Our study is the first to reveal additional pathogen sensing of HIV-1 independent of RLR and MyD88 signaling, which drives IRF3-responsive gene expression within acutely infected immune cells from mucosal tissue (). This natural response does not require overcoming additional HIV-1 infection blockades, as has been reported for the cryptic sensing of HIV-1 in dendritic cells (32
), but is instead blocked downstream by antagonism of IRF3 signaling. IRF3 signaling is essential to promote cell expression of proinflammatory and immunomodulatory cytokines and chemokines from the site of infection that are required for effective adaptive immune responses (30
), and therefore, IRF3 regulation by HIV-1 would contribute to early immune dysfunction in HIV-1-infected patients.
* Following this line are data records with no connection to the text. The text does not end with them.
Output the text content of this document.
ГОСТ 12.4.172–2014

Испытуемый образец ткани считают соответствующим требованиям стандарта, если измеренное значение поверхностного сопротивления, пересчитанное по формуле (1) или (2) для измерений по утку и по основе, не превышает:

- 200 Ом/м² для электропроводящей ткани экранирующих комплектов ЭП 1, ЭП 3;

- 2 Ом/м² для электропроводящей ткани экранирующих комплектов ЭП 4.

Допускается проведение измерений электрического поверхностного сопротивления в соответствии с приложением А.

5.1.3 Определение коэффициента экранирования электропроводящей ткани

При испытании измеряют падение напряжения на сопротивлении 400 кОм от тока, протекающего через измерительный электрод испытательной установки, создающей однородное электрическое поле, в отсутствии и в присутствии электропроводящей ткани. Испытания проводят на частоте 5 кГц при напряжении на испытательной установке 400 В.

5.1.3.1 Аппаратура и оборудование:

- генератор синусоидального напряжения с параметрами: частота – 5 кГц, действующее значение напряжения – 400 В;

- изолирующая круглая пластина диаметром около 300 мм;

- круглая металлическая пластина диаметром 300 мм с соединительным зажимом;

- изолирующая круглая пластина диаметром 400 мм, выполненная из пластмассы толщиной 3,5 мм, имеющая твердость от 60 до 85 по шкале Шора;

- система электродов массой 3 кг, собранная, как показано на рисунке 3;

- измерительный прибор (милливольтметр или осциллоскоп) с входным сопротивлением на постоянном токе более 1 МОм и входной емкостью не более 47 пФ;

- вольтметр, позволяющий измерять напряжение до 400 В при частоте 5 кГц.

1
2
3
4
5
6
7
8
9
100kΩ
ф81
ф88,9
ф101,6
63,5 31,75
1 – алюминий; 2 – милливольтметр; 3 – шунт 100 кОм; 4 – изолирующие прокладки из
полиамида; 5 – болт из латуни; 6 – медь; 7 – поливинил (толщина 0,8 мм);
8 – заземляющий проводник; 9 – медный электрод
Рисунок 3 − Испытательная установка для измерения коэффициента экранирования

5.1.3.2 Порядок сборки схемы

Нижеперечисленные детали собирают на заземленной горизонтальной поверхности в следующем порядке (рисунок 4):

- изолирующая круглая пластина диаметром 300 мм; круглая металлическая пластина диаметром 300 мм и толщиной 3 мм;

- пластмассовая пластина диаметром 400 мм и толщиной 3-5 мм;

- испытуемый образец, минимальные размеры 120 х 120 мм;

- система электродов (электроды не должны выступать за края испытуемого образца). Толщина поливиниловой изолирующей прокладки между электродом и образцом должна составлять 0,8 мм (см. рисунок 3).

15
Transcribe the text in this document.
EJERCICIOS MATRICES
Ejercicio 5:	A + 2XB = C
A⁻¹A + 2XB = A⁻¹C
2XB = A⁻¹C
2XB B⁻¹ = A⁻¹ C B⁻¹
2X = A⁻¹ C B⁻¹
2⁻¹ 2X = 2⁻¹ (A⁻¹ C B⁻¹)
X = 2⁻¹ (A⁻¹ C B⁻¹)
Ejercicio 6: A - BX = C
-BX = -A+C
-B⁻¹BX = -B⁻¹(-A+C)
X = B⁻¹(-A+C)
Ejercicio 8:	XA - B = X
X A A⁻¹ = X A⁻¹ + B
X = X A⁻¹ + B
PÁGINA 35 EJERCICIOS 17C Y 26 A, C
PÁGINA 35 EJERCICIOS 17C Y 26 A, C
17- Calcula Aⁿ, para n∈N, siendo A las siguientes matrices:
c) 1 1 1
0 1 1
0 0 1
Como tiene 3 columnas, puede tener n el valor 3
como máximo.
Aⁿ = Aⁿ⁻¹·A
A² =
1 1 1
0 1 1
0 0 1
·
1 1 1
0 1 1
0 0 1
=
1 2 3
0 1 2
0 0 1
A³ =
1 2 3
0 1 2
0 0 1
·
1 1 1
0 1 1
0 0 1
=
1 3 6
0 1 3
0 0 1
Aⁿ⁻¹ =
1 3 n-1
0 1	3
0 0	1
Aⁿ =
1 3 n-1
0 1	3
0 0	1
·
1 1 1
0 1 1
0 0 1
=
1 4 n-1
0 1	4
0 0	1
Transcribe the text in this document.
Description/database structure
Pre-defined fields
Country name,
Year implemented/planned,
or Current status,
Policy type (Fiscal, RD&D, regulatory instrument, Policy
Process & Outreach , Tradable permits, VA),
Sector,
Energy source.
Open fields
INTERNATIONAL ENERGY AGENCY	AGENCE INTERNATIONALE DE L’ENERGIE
This early permissive environment may aid in seeding the initial infection, but in the absence of Vpu control, innate immune signaling may provide the necessary signals for effective control of the acute infection. Further characterization and study of innate immune responses against Vpu-deficient viruses may provide a platform for understanding the innate signatures necessary for HIV-1 suppression and enhancement of vaccine and adjuvant design.